Morre Cabela, um dos fundadores da troça Ceroula de Olinda

O velório acontece a partir das 11h no cemitério Morada da Paz, em Paulista

Publicado em 15/12/2018, às 09h57

Antônio Aurélio Sales, mais conhecido como Cabela, foi um dos fundadores da troça Ceroula de Olinda / Foto: Felipe Ribeiro/JC Imagem
Antônio Aurélio Sales, mais conhecido como Cabela, foi um dos fundadores da troça Ceroula de Olinda
Foto: Felipe Ribeiro/JC Imagem
JC Online

Antônio Aurélio Sales, mais conhecido como Cabela, um dos fundadores da Troça Carnavalesca Ceroula de Olinda, morreu na noite dessa sexta-feira (14), aos 79 anos. Cabela estava internado no Hospital Miguel Arraes após sofrer uma queda, na última segunda-feira (10) e ter fraturado o fêmur. O velório acontece a partir das 12h, no Cemitério Morada da Paz, que fica na cidade de Paulista, na Região Metropolitana do Recife (RMR). O enterro ocorre no mesmo local, às 17h.

"Informamos com pesar o falecimento do nosso Cabela, fundador da nossa querida Ceroula de Olinda. Sua morte nos deixou muito surpresos, mas esperamos que ele possa estar em um lugar melhor. Aos que desejarem prestar as últimas homenagens, comunicamos que o velório será feito hoje, a partir das 11h", diz a nota publicada na página do Facebook da agremiação. Cabela criou a Ceroula em 1962, juntamente com outros quatro amigos. Há cinco décadas, ele morava na mesma casa, na Rua 15 de Novembro, em Olinda.
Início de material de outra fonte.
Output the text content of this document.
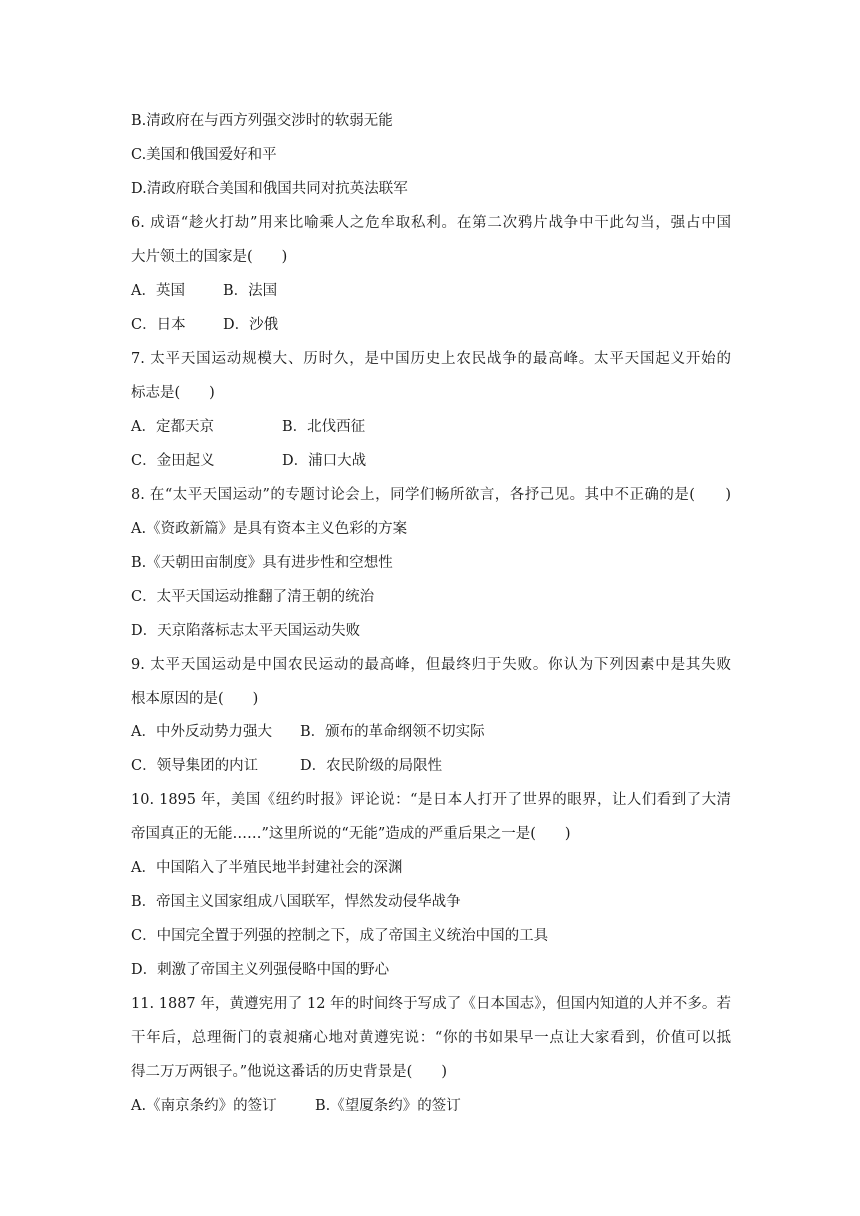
B.清政府在与西方列强交涉时的软弱无能
C.美国和俄国爱好和平
D.清政府联合美国和俄国共同对抗英法联军
6. 成语“趁火打劫”用来比喻乘人之危牟取私利。在第二次鸦片战争中干此勾当，强占中国
大片领土的国家是(　　)
A．英国	B．法国
C．日本	D．沙俄
7. 太平天国运动规模大、历时久，是中国历史上农民战争的最高峰。太平天国起义开始的
标志是(　　)
A．定都天京	B．北伐西征
C．金田起义	D．浦口大战
8. 在“太平天国运动”的专题讨论会上，同学们畅所欲言，各抒己见。其中不正确的是(　　)
A.《资政新篇》是具有资本主义色彩的方案
B.《天朝田亩制度》具有进步性和空想性
C．太平天国运动推翻了清王朝的统治
D．天京陷落标志太平天国运动失败
9. 太平天国运动是中国农民运动的最高峰，但最终归于失败。你认为下列因素中是其失败
根本原因的是(　　)
A．中外反动势力强大 B．颁布的革命纲领不切实际
C．领导集团的内讧	D．农民阶级的局限性
10. 1895 年，美国《纽约时报》评论说：“是日本人打开了世界的眼界，让人们看到了大清
帝国真正的无能……”这里所说的“无能”造成的严重后果之一是(　　)
A．中国陷入了半殖民地半封建社会的深渊
B．帝国主义国家组成八国联军，悍然发动侵华战争
C．中国完全置于列强的控制之下，成了帝国主义统治中国的工具
D．刺激了帝国主义列强侵略中国的野心
11. 1887 年，黄遵宪用了 12 年的时间终于写成了《日本国志》，但国内知道的人并不多。若
干年后，总理衙门的袁昶痛心地对黄遵宪说：“你的书如果早一点让大家看到，价值可以抵
得二万万两银子。”他说这番话的历史背景是(　　)
A.《南京条约》的签订	B.《望厦条约》的签订
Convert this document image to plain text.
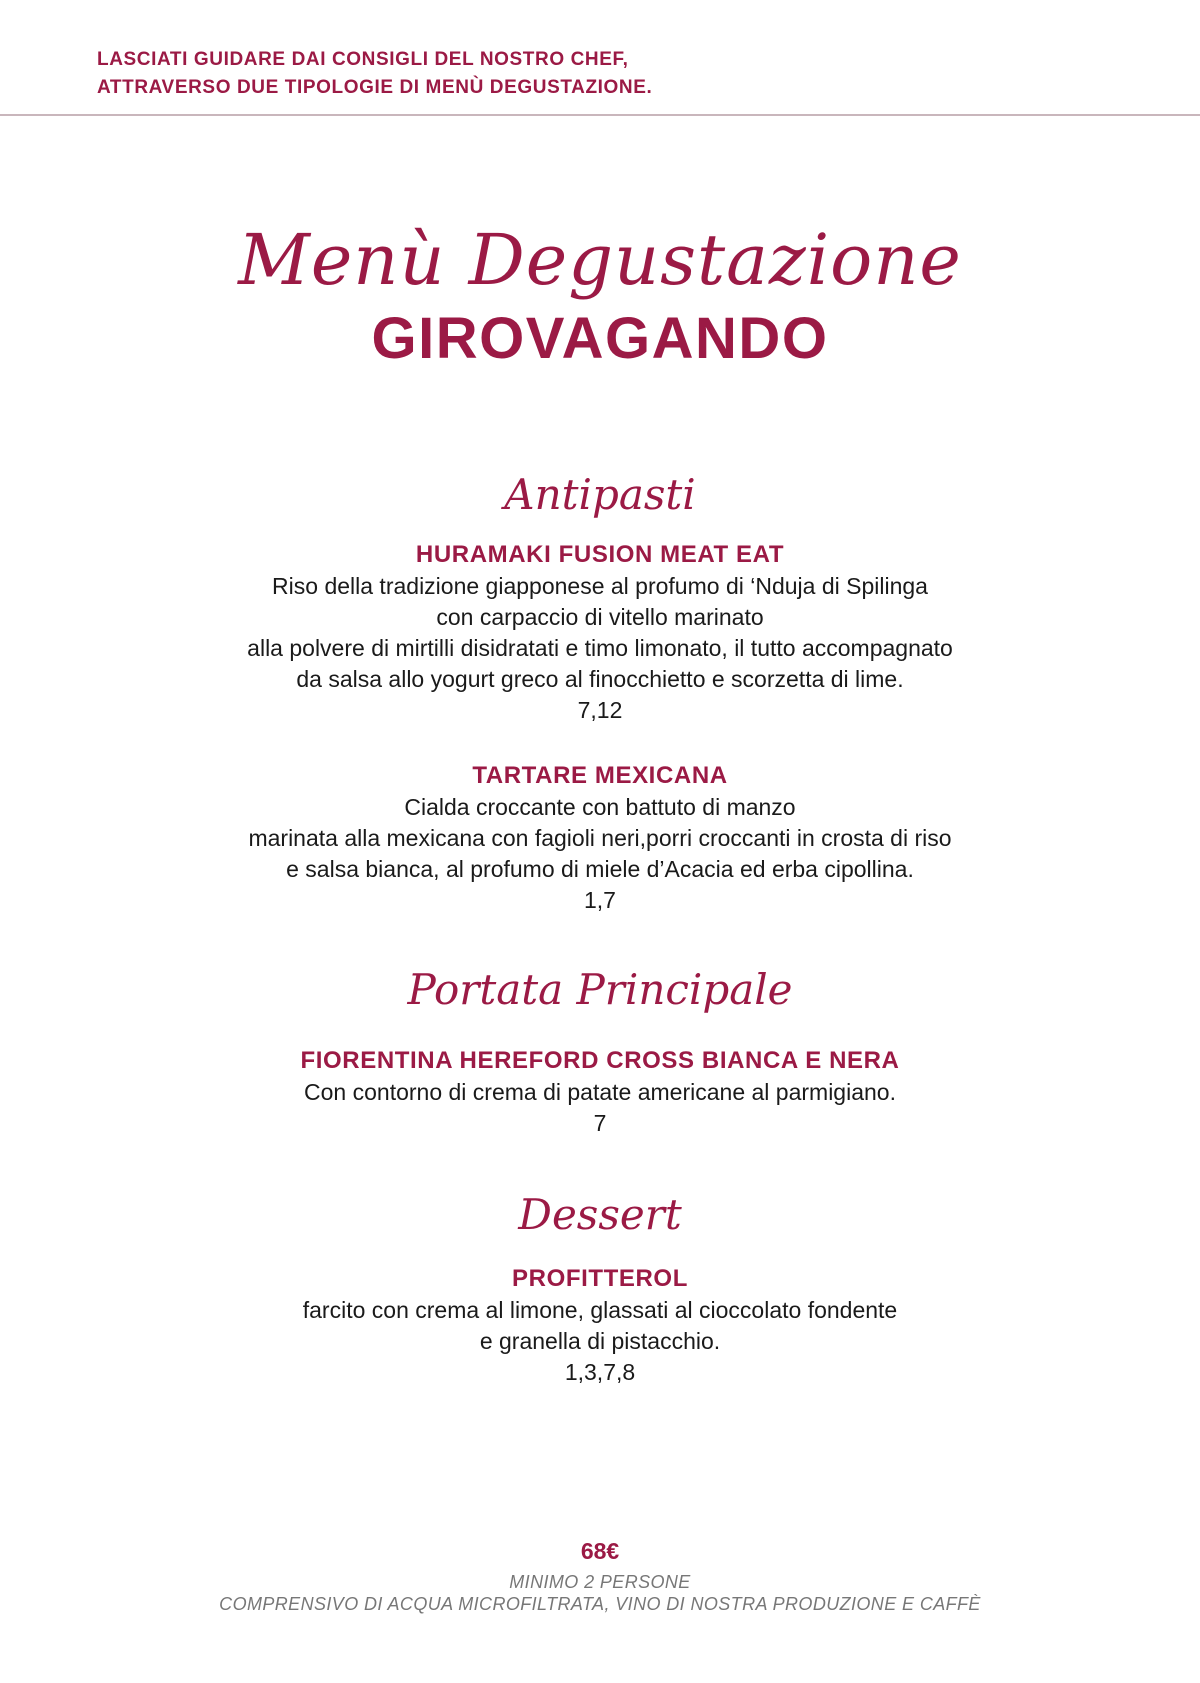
LASCIATI GUIDARE DAI CONSIGLI DEL NOSTRO CHEF,
ATTRAVERSO DUE TIPOLOGIE DI MENÙ DEGUSTAZIONE.
Menù Degustazione
GIROVAGANDO
Antipasti
HURAMAKI FUSION MEAT EAT
Riso della tradizione giapponese al profumo di ‘Nduja di Spilinga
con carpaccio di vitello marinato
alla polvere di mirtilli disidratati e timo limonato, il tutto accompagnato
da salsa allo yogurt greco al finocchietto e scorzetta di lime.
7,12
TARTARE MEXICANA
Cialda croccante con battuto di manzo
marinata alla mexicana con fagioli neri,porri croccanti in crosta di riso
e salsa bianca, al profumo di miele d’Acacia ed erba cipollina.
1,7
Portata Principale
FIORENTINA HEREFORD CROSS BIANCA E NERA
Con contorno di crema di patate americane al parmigiano.
7
Dessert
PROFITTEROL
farcito con crema al limone, glassati al cioccolato fondente
e granella di pistacchio.
1,3,7,8
68€
MINIMO 2 PERSONE
COMPRENSIVO DI ACQUA MICROFILTRATA, VINO DI NOSTRA PRODUZIONE E CAFFÈ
Antônio Sales foi um dos personagens da série Carnavais Saudosos, publicada pelo Jornal do Commercio em janeiro deste ano. À época, Cabela falou sobre a emoção de ser homenageado pelo bloco todos os anos, momento que ele acompanhava da janela de sua casa. "Tem que segurar o coração. Se eu ficar na rua, a turma me carrega. Já aconteceu isso, não aguento mais esse embalo não. A turma quer me levar. Deixe eu na janela mesmo", comentou, em entrevista à repórter Larissa Rodrigues.

Criação da troça

"Eu e mais quatro colegas resolvemos fazer uma brincadeira diferente e criar uma troça. Existia a turma do pijama. A gente queria fazer um negócio parecido, mas naquela época era proibido, a censura. Aí a gente, ao invés de fazer 'cueca', fizemos Ceroula. Essa brincadeira surgiu assim, entre eu e mais quatro colegas. Fizemos uma brincadeira para a gente se divertir, para namorar. A gente não esperava que fosse chegar a esse ponto", contou Cabela em janeiro deste ano. Em 2019, a troça Ceroula de Olinda completa 57 anos.